II. Phenomenon Overview

  1. Observations:
    • With azimuthal rotation, Δg shows ≈ π-periodic cos 2(θ−θ̂) anisotropy.
    • During strong weather or thermal regime transitions, A_aniso platforms and decays with lag.
    • The principal axis θ̂ is season-stable per site/instrument, with slow inter-season drift.
  2. Mainstream Picture & Gaps: Tilt/thermal/magnetization surrogates capture parts of the trend but miss cross-instrument common axes and active-window platforming; fixed creep lacks a unified lag scale.

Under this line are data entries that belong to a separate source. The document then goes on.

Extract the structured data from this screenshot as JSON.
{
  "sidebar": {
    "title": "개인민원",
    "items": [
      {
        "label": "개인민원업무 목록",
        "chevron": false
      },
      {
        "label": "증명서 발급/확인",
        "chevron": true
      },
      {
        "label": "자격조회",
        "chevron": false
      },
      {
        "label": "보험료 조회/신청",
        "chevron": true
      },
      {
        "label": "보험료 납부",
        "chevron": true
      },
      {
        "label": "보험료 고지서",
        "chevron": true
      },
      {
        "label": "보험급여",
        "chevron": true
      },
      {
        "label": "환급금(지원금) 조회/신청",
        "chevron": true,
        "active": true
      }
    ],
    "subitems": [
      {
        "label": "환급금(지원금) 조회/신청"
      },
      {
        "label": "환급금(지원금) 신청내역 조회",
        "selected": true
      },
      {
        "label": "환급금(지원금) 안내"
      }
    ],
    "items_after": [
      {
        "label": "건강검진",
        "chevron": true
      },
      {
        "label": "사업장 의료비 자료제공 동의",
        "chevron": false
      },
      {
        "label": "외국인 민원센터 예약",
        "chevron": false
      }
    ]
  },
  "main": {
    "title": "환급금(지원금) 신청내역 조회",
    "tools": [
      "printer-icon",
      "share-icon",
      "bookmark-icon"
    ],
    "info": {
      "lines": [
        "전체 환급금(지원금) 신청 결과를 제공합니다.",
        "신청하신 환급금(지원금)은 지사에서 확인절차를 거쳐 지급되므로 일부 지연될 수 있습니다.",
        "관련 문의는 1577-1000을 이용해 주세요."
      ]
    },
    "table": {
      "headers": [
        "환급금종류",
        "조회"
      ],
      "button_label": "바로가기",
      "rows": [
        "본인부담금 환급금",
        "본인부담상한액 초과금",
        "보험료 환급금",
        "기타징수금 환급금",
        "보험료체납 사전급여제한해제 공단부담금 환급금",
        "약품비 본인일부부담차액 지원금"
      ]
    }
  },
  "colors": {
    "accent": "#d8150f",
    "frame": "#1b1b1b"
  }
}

III. EFT Modeling Mechanisms (Sxx / Pxx)

  1. Path & Measure: effective propagation–coupling path gamma(ell); measure d ell.
  2. Minimal Equations (plain text):
    • S01: Δg_obs(θ,φ,t) = Δg_0 + A_aniso(t) * cos( 2(θ - θ̂(t)) ) + ε
    • S02: A_aniso(t) = A_base * ( 1 + gamma_Path * J̄(t) ) * ( 1 + beta_TPR * ΔΦ_T(t) ) + k_STG * A_STG(t)
    • S03: θ̂(t) = θ̂_0 + xi_dir * Ψ_env(t) (directional proxy for thermal/air-flow fields)
    • S04: J̄(t) = (1/J0) * ∫_gamma ( grad(T) · d ell )
    • S05: A_aniso(t) = ∫_0^∞ A_0(t-u) * h_τ(u) du, with h_τ(u) = (1/τ_C) e^{-u/τ_C}
    • Mainstream Baseline: Δg_MS = a0 + b1*tilt_x + b2*tilt_y + c1*(∇T·n) + creep_fixed
  3. Physical Points (Pxx):
    • P01 · Path: gamma_Path * J̄ raises anisotropy amplitude via path-integrated tension gradients.
    • P02 · TPR: beta_TPR * ΔΦ_T modulates amplitude wrt medium state (thermo-humidity/airflow).
    • P03 · STG: k_STG * A_STG captures first-order response to local tension-gradient strength.
    • P04 · Directionality: xi_dir maps environmental directionality to axis drift.
    • P05 · CoherenceWindow: τ_C sets platform duration and lag correlations.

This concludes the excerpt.